Well reading a year list msg's gives some idea's ;-) (Well I did skip most of the reported FP uri's msg's).
However, do note that there are some limitations to the "if on more than one list, probably not an FP" philosophy.
I'm well aware of that. At the moment I'm mostly asking for info about it. It could be that taken "at least 2" or "at least 3" catches a very high % of the spammsg's (% against all lists "OR'ed"), so that this combination is still performing very well. Given the low nr of FP's on the seperate lists, even decreasing this a little bit would give a big boost.
This philosophy works great if the potential FP was due to "stupid human error" from one guy regarding one list. However, there are a number of scenarios where a mass mailing spam campaign may trigger a URI to get listed on multiple SURBL lists, even if that particular URI is found in ham.

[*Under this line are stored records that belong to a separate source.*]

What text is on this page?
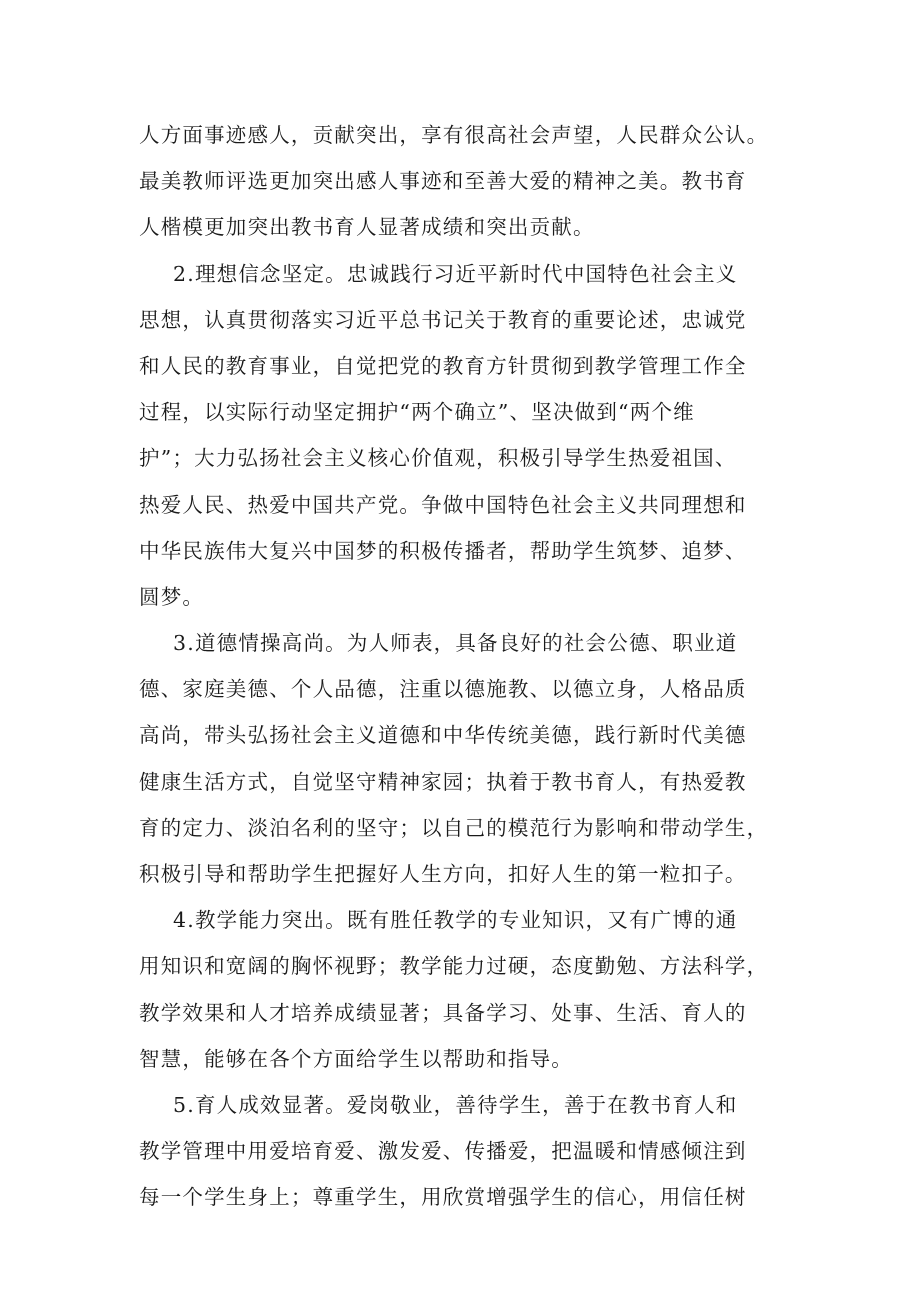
人方面事迹感人，贡献突出，享有很高社会声望，人民群众公认。
最美教师评选更加突出感人事迹和至善大爱的精神之美。教书育
人楷模更加突出教书育人显著成绩和突出贡献。
2.理想信念坚定。忠诚践行习近平新时代中国特色社会主义
思想，认真贯彻落实习近平总书记关于教育的重要论述，忠诚党
和人民的教育事业，自觉把党的教育方针贯彻到教学管理工作全
过程，以实际行动坚定拥护“两个确立”、坚决做到“两个维
护”；大力弘扬社会主义核心价值观，积极引导学生热爱祖国、
热爱人民、热爱中国共产党。争做中国特色社会主义共同理想和
中华民族伟大复兴中国梦的积极传播者，帮助学生筑梦、追梦、
圆梦。
3.道德情操高尚。为人师表，具备良好的社会公德、职业道
德、家庭美德、个人品德，注重以德施教、以德立身，人格品质
高尚，带头弘扬社会主义道德和中华传统美德，践行新时代美德
健康生活方式，自觉坚守精神家园；执着于教书育人，有热爱教
育的定力、淡泊名利的坚守；以自己的模范行为影响和带动学生，
积极引导和帮助学生把握好人生方向，扣好人生的第一粒扣子。
4.教学能力突出。既有胜任教学的专业知识，又有广博的通
用知识和宽阔的胸怀视野；教学能力过硬，态度勤勉、方法科学，
教学效果和人才培养成绩显著；具备学习、处事、生活、育人的
智慧，能够在各个方面给学生以帮助和指导。
5.育人成效显著。爱岗敬业，善待学生，善于在教书育人和
教学管理中用爱培育爱、激发爱、传播爱，把温暖和情感倾注到
每一个学生身上；尊重学生，用欣赏增强学生的信心，用信任树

Of course, we do all that we can to minimize this possibility... and I believe that we are doing a great job and we are continually getting better...
I think you're already doing a very good job weeding out FP's. I'm aware that there could be conditions where a FP goes into more than one list. I'm also confident that those FP's are reported faster and thus solved faster too.
But, again, there are diminishing returns to the "if found in multiple SURBL lists, less change of FP" idea. This is true to an extent, but **not** always true.
Given that it's for me rather easy to implement a "scoring" combination from the different lists and that this is easy to configure. (I suspect most end-users will understand that and that it's easy to "publish" new recommended weigth's.) I think "at least 2" could be the default, without generating FP's (or almost none). The main filtering app that I write a plugin for (spampal) has nice whitelisting, but this needs a few weeks use before being really active.
PS. I hope I was clear, it's getting late here.
Alain